Origins of the Tuskegee Airmen—the 99th Fighter Squadron’s First Encounters with Enemy Aircraft

By late spring 1943 the Allies had ejected Axis forces from North Africa and had their sights set on invading the Italian mainland. But to do so, they first would have to gain control of Sicily, and its surrounding minor islands. While many Allied units participated in this effort,  one unit, the 99th Fighter Squadron, encountered enemy aircraft for the first time in June 1943, forever changing American military history.

As the first African-American unit of fighter pilots to fly in combat, men of the 99th would ultimately become known as Tuskegee Airmen. Members of the 99th, along with the 100th, 301st and 302nd fighter squadrons, trained at the Tuskegee Institute and Tuskegee Army Air Field in Alabama, thus receiving the moniker. Some of the very best men were chosen for the program. Academic scholars, scientists, Olympians and remarkable leaders were not uncommon in their ranks. But despite this momentous breakthrough, African Americans still experienced racism and segregation on a daily basis—something they hoped would change after their dedicated service in the war.

In April 1943 the 99th arrived in North Africa for maneuvers and training. The following month they were assigned to the Twelfth Air Force Support Command in Tunisia for combat operations attached to the 33rd Fighter Group. And by June 1943, the 99th began supporting Operation Corkscrew—the attack on Pantelleria Island. Located in the Sicilian narrows, Pantelleria had coastal forts and a fortified airfield, making it a critical location to control prior to the Allied attack on Sicily.

On June 9, 1943 while escorting bombers at 3,000 feet over Pantelleria, four enemy fighters attacked the 99th from above.  While five of the American fighters pursued the enemy, eight others stuck with the bombers. Despite the surprise attack by the Germans, the unit suffered no losses that day. This proved a good performance for a new squadron with no real combat experience going up against experienced enemy pilots.

Pantelleria fell on June 11, and in the subsequent days the 99th patrolled the straights with other squadrons as far as the coast of Sicily. Just days later on June 18 the 99th encountered more enemy aircraft. An afternoon patrol of six fighters had left Tunisia for Pantelleria. A pilot spotted four German fighters beginning an attack from high above. The American fighters maneuvered defensively, all surviving the encounter despite sustaining some damage. Secretary of War Henry Stimson publicly recognized the efforts of the  99th.“We are all very proud of the splendid activity of a fighter squadron commanded by Lt. Col. Benjamin O. Davis over Pantelleria.”
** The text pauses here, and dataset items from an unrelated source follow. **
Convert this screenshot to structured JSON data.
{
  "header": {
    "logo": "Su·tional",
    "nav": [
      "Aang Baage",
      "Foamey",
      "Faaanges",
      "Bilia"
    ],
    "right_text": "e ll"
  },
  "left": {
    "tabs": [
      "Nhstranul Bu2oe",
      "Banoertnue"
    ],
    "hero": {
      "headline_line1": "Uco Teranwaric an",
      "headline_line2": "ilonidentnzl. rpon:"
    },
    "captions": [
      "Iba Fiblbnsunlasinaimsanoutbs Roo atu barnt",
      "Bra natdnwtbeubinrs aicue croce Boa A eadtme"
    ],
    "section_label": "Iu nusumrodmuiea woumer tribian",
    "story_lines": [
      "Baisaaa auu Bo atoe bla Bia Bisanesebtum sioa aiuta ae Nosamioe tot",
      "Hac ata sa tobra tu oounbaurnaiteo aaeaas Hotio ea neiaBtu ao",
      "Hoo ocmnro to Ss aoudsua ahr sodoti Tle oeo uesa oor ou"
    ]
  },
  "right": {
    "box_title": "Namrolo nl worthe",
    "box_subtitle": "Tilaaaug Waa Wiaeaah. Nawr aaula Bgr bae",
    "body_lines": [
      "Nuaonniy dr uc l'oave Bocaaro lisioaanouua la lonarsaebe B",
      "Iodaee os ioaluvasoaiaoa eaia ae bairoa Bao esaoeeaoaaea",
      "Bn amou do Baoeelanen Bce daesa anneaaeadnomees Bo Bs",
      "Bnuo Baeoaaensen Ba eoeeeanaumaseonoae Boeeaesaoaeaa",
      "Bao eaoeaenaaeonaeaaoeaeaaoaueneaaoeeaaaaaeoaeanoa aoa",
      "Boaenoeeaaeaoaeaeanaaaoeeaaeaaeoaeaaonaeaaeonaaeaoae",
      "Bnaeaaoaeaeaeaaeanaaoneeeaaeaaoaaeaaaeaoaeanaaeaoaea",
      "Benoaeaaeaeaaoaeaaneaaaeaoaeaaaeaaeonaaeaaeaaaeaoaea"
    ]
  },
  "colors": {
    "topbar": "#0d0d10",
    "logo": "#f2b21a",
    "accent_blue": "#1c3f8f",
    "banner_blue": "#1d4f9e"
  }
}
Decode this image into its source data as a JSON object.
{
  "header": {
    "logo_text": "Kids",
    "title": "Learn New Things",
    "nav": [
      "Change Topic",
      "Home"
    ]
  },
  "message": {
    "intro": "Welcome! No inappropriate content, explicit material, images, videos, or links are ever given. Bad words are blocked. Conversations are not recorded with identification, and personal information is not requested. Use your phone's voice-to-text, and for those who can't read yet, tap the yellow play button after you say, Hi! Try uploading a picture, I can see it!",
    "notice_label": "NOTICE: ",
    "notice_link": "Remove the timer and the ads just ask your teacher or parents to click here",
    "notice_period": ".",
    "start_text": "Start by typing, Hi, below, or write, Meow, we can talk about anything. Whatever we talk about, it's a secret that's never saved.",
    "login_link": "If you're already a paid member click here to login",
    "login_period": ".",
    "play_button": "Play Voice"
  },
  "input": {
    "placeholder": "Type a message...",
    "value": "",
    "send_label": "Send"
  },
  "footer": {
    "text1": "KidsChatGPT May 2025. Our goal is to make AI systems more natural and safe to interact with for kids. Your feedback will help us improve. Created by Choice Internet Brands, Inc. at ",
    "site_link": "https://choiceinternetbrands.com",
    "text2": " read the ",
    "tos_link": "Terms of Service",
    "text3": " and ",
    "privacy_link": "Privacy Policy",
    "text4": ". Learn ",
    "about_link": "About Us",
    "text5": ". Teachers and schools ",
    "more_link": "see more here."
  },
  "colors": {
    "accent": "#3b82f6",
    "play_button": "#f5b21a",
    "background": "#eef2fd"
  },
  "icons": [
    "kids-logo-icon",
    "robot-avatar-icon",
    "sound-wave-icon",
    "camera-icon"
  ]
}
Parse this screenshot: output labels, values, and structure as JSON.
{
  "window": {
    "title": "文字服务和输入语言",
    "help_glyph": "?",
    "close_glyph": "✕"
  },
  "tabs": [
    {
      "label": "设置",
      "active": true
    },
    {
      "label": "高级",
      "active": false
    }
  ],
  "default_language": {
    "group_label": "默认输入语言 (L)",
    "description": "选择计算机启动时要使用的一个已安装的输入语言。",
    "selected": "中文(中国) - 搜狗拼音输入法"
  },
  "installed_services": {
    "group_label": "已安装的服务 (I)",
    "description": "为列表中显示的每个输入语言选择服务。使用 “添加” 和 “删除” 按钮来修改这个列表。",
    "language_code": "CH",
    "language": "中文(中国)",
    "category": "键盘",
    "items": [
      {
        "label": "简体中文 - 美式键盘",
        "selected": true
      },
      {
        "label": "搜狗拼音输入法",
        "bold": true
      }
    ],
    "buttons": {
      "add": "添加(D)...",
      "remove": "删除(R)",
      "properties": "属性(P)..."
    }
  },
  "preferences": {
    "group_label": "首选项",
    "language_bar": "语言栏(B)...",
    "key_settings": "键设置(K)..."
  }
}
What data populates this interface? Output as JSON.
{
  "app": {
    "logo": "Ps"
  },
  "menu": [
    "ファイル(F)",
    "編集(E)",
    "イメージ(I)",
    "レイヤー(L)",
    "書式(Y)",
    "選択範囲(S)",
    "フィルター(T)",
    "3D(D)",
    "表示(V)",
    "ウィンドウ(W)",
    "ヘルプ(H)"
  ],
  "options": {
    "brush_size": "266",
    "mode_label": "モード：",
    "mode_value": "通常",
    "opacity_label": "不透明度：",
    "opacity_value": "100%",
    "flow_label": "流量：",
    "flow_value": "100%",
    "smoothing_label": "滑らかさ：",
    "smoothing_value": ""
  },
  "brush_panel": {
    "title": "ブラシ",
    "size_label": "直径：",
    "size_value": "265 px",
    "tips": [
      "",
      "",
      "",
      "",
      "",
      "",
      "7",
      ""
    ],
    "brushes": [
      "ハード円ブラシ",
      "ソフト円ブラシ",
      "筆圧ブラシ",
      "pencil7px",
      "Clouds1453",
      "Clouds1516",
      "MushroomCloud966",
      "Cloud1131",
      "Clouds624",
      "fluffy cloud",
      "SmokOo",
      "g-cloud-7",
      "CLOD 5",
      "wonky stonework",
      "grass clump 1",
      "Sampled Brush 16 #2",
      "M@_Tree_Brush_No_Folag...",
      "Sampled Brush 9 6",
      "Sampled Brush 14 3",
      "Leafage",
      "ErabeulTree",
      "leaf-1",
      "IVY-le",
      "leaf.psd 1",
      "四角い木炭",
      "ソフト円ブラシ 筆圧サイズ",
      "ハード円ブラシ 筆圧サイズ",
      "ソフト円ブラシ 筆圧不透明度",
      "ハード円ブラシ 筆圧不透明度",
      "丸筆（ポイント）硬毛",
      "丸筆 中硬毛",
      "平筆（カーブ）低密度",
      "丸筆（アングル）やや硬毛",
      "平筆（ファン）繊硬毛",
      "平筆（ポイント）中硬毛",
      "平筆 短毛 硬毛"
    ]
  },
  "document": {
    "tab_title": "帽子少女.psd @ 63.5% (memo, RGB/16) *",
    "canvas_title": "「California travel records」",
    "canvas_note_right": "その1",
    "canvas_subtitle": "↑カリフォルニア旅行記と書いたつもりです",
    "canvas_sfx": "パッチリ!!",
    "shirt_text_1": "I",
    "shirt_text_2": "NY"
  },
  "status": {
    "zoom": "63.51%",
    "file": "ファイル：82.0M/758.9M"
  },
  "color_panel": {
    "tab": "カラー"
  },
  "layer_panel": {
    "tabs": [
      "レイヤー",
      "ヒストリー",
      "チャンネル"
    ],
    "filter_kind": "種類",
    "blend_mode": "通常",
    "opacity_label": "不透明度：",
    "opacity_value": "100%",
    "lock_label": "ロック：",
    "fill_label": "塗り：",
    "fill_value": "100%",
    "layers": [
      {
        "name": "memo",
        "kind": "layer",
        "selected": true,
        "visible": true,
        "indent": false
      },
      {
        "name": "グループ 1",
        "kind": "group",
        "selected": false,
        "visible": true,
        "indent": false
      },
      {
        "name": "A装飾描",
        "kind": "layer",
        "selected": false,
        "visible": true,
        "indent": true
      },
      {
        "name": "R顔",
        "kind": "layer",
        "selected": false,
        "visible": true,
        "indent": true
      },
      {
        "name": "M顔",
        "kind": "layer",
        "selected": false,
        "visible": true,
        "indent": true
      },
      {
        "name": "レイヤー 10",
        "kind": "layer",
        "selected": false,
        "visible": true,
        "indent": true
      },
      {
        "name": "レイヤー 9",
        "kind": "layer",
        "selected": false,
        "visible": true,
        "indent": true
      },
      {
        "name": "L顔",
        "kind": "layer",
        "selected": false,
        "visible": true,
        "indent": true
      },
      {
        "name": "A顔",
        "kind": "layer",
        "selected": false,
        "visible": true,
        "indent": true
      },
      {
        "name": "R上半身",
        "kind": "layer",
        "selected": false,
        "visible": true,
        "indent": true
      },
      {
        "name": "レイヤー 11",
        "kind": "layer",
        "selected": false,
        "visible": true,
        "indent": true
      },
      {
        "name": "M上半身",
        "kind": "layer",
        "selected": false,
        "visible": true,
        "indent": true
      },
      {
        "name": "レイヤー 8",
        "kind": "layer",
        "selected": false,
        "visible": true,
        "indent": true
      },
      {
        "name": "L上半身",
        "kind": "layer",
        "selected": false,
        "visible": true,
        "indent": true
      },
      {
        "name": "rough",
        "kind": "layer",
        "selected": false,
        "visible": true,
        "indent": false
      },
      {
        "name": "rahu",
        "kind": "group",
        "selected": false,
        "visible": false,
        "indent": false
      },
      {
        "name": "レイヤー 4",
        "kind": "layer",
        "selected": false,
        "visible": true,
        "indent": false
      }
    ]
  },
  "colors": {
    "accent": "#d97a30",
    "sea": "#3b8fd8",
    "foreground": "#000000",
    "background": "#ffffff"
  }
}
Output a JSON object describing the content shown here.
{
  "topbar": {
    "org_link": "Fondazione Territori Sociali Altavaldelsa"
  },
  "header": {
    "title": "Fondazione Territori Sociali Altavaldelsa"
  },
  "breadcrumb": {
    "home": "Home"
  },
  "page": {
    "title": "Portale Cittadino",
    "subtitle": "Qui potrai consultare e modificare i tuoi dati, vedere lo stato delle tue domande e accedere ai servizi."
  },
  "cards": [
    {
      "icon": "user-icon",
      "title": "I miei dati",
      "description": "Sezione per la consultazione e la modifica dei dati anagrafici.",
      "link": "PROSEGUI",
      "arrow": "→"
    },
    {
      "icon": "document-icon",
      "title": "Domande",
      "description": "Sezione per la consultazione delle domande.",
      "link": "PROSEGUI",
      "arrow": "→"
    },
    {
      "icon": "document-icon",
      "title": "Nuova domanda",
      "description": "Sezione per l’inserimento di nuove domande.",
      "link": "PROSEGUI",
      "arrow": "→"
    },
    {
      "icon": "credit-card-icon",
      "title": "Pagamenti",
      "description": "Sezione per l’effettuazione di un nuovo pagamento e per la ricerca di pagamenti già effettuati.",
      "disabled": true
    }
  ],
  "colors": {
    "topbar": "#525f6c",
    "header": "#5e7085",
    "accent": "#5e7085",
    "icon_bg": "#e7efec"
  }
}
On July 2, 1943 a dozen fighters of the 99th escorted medium bombers to Sicily on a morning mission.  Over Sicily a mixed formation of German fighters approached the bombers.  Some fighters stuck with the bombers while others attacked, engaging in a short dogfight.  The American fighters regrouped.  Two enemy fighters reappeared above as the bombers completed their attack. Lt. Charles Hall of the 99th turned into the attack to protect the bombers.  He described the attack like this:

“It was my eighth mission and the first time I had seen the enemy close enough to shoot him. I saw two Focke-Wulfs following the bombers just after the bombs were dropped. I headed for the space between the fighters and bombers and managed to turn inside the Jerries. I fired a long burst and saw my tracers penetrate the second aircraft. He was turning to the left, but suddenly fell off and headed straight into the ground. I followed him down and saw him crash. He raised a big cloud of dust.”

After this attack, Hall was separated from the rest of his unit and on his own. Enemy fighters  dogged him for twenty minutes before giving up. Hall scored the first victory for the 99th after bringing down this enemy aircraft. He received the Distinguished Flying Cross from Gen. Dwight Eisenhower and received congratulations from Generals James Doolittle and Carl Spaatz.  While Hall narrowly escaped death that day, some of his comrades were not as lucky.  Lieutenants Sherman White and James McCullin went down at sea after a midair collision.

The Tuskegee Airmen of the 99th went on to acclaim with other squadrons of the 332nd Fighter Group.  They covered the Allied landings in Sicily and Italy. They received newer and better fighter aircraft. Eventually, based in Italy, they became a well-recognized escort for the Fifteenth Strategic Air Force. While the U.S. military continued to be segregated throughout World War II, the actions of the 99th in the summer of 1943 over the Mediterranean paved the way for other African-American air combat units, and eventually an integrated military.